The Film (3.5/5)
Since I saw my first Fulci film, I have been obsessed with Eurohorror. Luckily, my local chain video store had a good deal of Eurohorror fare sitting on the shelves of their various stores around town. I was not a discerning video brat, and would rent anything from horror/sci-fi, especially if it was European, and I hadn't already seen it. Vampyres was one of the films I stumbled across during that time.
It may have been because of the reference to the Lost Boys, or the promise of ample nudity on the cover, but I had to rent it. I remember it was one of a few films in the horror section that could only be rented by people over the age of 18. Luckily, I was in good with the staff, and they would let me rent pretty much anything, and so it was in these conditions I first saw Vampyres.
I remember digging into it right away. It felt like a cross between the Hammer vampire films I obsessed over the last few years, mixed with the violent splatter of the European horror films, I had just begun to discover.
Vampyres is probably the best of the European erotic vampire films of the early 70's. A genre populated by Hammer's Karnstein trilogy(Vampire Lovers, Lust for a Vampire, Twins of Evil), Jess Franco's Vampyros Lesbos, Daughter of Darkness, and the early vampire films of Jean Rollin. Even with this competition, it truly stands out as one of, if not, the best film of this cycle.
Vampyres as a film oozes with a wonderful gothic atmosphere. The director Jose Larraz uses his budgetary limitations to his advantages, taking the castle and it's ground, and making it a character in the film much like Kubrick did for The Shining's Overlook Hotel. There are some slower parts throughout the film, and there are some confusing moments strewn throughout the plot, such as how Ted and Harriet are previously associated with the vampyres.
Vampyres tells the story of 2 vampire hitchhikers Fran and Miriam. Everyday they catch a ride with an unsuspecting person, and request to be taken home to a local castle. These people are then seduced, and intoxicated by the duo, before finally being killed by them. One of their victim's is a traveling businessman named Ted. Ted is taken captive by Fran, however, instead of Fran killing him immediately she slowly drains the life from him over the course of a few days.
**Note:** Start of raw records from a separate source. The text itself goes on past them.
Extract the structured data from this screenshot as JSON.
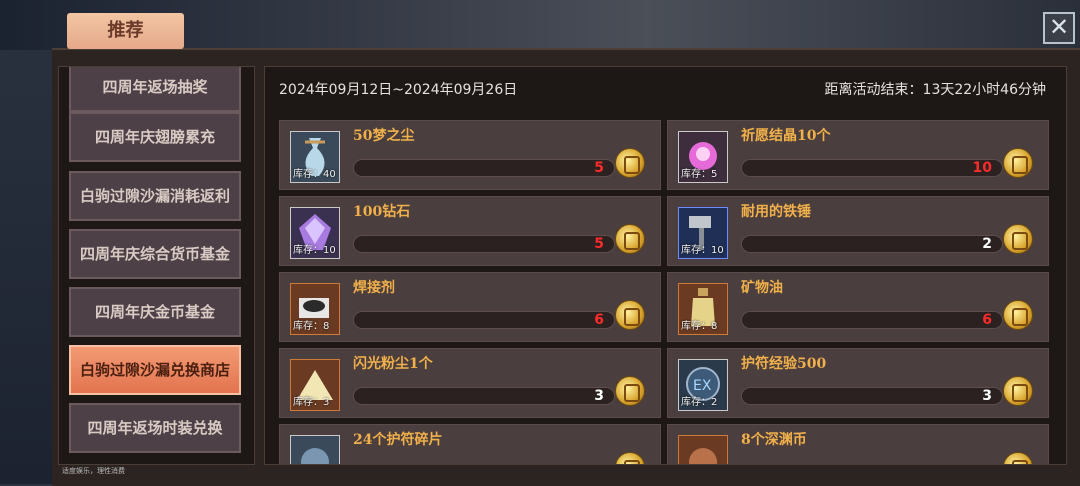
{
  "header": {
    "tab_label": "推荐",
    "close_symbol": "✕"
  },
  "sidebar": {
    "items": [
      {
        "label": "四周年返场抽奖",
        "active": false
      },
      {
        "label": "四周年庆翅膀累充",
        "active": false
      },
      {
        "label": "白驹过隙沙漏消耗返利",
        "active": false
      },
      {
        "label": "四周年庆综合货币基金",
        "active": false
      },
      {
        "label": "四周年庆金币基金",
        "active": false
      },
      {
        "label": "白驹过隙沙漏兑换商店",
        "active": true
      },
      {
        "label": "四周年返场时装兑换",
        "active": false
      }
    ]
  },
  "footer_note": "适度娱乐，理性消费",
  "event": {
    "date_range": "2024年09月12日~2024年09月26日",
    "countdown": "距离活动结束：13天22小时46分钟"
  },
  "shop": {
    "items": [
      {
        "name": "50梦之尘",
        "stock": "库存：40",
        "cost": "5",
        "cost_color": "#ff2b2b",
        "icon": "dust-pouch-icon",
        "icon_bg": "#3a4a5a"
      },
      {
        "name": "祈愿结晶10个",
        "stock": "库存：5",
        "cost": "10",
        "cost_color": "#ff2b2b",
        "icon": "pink-crystal-icon",
        "icon_bg": "#3d2d3d"
      },
      {
        "name": "100钻石",
        "stock": "库存：10",
        "cost": "5",
        "cost_color": "#ff2b2b",
        "icon": "purple-diamond-icon",
        "icon_bg": "#3a3050"
      },
      {
        "name": "耐用的铁锤",
        "stock": "库存：10",
        "cost": "2",
        "cost_color": "#ffffff",
        "icon": "hammer-icon",
        "icon_bg": "#1f2f55"
      },
      {
        "name": "焊接剂",
        "stock": "库存：8",
        "cost": "6",
        "cost_color": "#ff2b2b",
        "icon": "welding-agent-icon",
        "icon_bg": "#6a3a22"
      },
      {
        "name": "矿物油",
        "stock": "库存：8",
        "cost": "6",
        "cost_color": "#ff2b2b",
        "icon": "mineral-oil-icon",
        "icon_bg": "#6a3a22"
      },
      {
        "name": "闪光粉尘1个",
        "stock": "库存：3",
        "cost": "3",
        "cost_color": "#ffffff",
        "icon": "glitter-dust-icon",
        "icon_bg": "#6a3a22"
      },
      {
        "name": "护符经验500",
        "stock": "库存：2",
        "cost": "3",
        "cost_color": "#ffffff",
        "icon": "ex-charm-icon",
        "icon_bg": "#2a3a4a"
      },
      {
        "name": "24个护符碎片",
        "stock": "",
        "cost": "",
        "cost_color": "#ffffff",
        "icon": "charm-shard-icon",
        "icon_bg": "#3a4a5a"
      },
      {
        "name": "8个深渊币",
        "stock": "",
        "cost": "",
        "cost_color": "#ffffff",
        "icon": "abyss-coin-icon",
        "icon_bg": "#6a3a22"
      }
    ]
  }
}
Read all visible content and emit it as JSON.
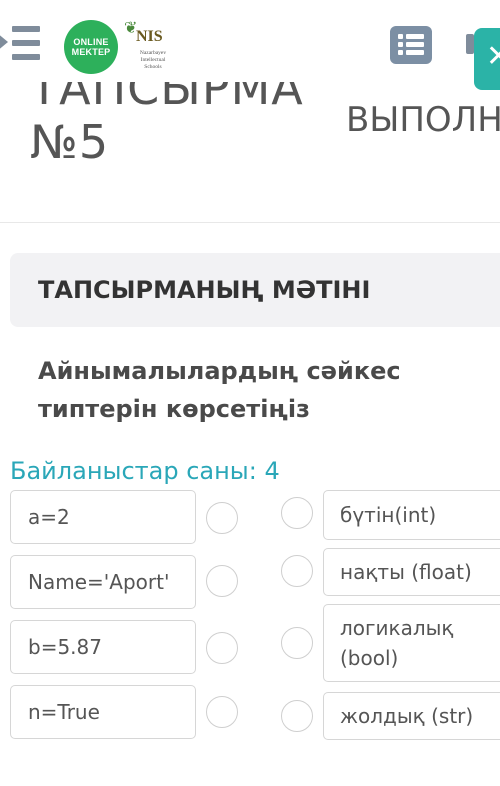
{
  "header": {
    "logo_online": [
      "ONLINE",
      "MEKTEP"
    ],
    "logo_nis": "NIS",
    "logo_nis_sub": [
      "Nazarbayev",
      "Intellectual",
      "Schools"
    ],
    "icons": [
      "menu-icon",
      "list-icon",
      "close-icon"
    ],
    "close_symbol": "✕"
  },
  "title": {
    "line1": "ТАПСЫРМА",
    "line2": "№5",
    "status": "ВЫПОЛН"
  },
  "task": {
    "section_title": "ТАПСЫРМАНЫҢ МӘТІНІ",
    "question": "Айнымалылардың сәйкес типтерін көрсетіңіз",
    "connections": "Байланыстар саны: 4"
  },
  "matching": {
    "left": [
      "a=2",
      "Name='Aport'",
      "b=5.87",
      "n=True"
    ],
    "right": [
      "бүтін(int)",
      "нақты (float)",
      "логикалық (bool)",
      "жолдық (str)"
    ]
  },
  "colors": {
    "accent": "#2bb3a7",
    "connections_text": "#2aa7b8",
    "logo_green": "#2db05b",
    "icon_gray": "#7c8fa4"
  }
}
While this is going on outside the castle, a young couple is spending a few days of their holiday on the castle grounds painting, fishing, and resting. The young woman of the couple, begins to wonder about Ted, Fran, and Miriam, as she observes them going to and from the castle. This wonder turns to obsession, as the film plays out, and leads this young innocent couple into the vampires grasp.
I skipped a generation with Vampyres, the last time I saw this film was on a VHS tape sometime in the late 90's. The blu-ray from Blue Underground looks absolutely fantastic, and is presented in a 1080p anamorphic widescreen transfer preserving the films original aspect ratio. The colors pop on this Blu-ray from the green of the castle lawn to the blood of...well everyone.
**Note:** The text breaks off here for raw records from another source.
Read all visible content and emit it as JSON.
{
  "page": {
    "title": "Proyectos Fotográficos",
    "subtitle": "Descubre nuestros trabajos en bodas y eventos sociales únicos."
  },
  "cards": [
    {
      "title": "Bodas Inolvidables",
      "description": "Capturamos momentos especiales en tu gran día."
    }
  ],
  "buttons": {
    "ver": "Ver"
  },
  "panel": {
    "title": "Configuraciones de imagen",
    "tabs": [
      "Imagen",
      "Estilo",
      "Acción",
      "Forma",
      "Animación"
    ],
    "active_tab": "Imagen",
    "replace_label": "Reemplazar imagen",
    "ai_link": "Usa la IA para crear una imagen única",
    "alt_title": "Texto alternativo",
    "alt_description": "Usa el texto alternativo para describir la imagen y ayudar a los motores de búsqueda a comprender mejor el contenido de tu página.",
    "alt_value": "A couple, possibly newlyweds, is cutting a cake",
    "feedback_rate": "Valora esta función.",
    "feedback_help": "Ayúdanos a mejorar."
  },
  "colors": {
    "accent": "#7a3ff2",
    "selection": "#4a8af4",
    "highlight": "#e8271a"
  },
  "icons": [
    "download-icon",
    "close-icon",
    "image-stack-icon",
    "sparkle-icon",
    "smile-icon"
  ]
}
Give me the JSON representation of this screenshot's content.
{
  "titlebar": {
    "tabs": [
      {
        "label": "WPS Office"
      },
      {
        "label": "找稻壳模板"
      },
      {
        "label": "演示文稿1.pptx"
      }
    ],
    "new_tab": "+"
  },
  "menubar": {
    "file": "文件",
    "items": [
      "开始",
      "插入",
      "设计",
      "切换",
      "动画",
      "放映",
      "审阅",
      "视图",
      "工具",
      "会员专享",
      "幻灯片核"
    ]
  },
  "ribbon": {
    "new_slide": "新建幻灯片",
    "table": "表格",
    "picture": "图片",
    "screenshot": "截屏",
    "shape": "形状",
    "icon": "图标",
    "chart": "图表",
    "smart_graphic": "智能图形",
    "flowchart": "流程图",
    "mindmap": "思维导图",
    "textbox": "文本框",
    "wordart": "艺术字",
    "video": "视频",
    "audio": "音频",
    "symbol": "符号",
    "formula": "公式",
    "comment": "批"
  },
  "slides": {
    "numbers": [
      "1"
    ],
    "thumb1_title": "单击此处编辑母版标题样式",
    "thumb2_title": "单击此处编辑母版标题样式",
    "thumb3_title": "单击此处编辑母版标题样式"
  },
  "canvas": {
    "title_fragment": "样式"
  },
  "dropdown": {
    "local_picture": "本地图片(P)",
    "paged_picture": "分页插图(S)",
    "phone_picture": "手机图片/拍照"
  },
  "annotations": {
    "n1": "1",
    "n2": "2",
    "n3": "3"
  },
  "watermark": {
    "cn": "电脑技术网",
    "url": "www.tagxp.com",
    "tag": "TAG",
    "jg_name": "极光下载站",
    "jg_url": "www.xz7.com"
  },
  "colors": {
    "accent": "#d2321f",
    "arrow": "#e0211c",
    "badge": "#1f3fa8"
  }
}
Blue Underground has offered up three audio options, A Dolby True HD 7.1 mix a Dolby Digital mono track, which is what Vampyres was originally presented with, and a DD-EX 5.1 track, all of which are in English. Since I am not yet 7.1 compatible, I utilized the 5.1 track for my screening and was impressed. Dialogue and music are well balanced, and there does not appear to be any grain or background noise on the track.
The extras are slim on this set, but what we have here is very interesting to long time fans of the film. The main extra is a commentary track by Vampyres director Jose Larraz, and the films producer Brian Smedley-Aston. There commentary is both informative, and very funny. The only other notable extra on the DVD is an interview segment with the Vampyres themseleves Marianne Morris and Anulka.
Vampyres is a 70's Eurohorror classic. It is a wonderfully atmospheric gothic horror with a great soundtrack, and an interesting premise. The transfer is outstanding, and the audio (esp. the awesome soundtrack) burst from your speakers. The extras are slim, but what Blue Underground have given us in this set is excellent. For those that haven't seen the film, this BD would make a fine introduction, for longtime fans this is a must.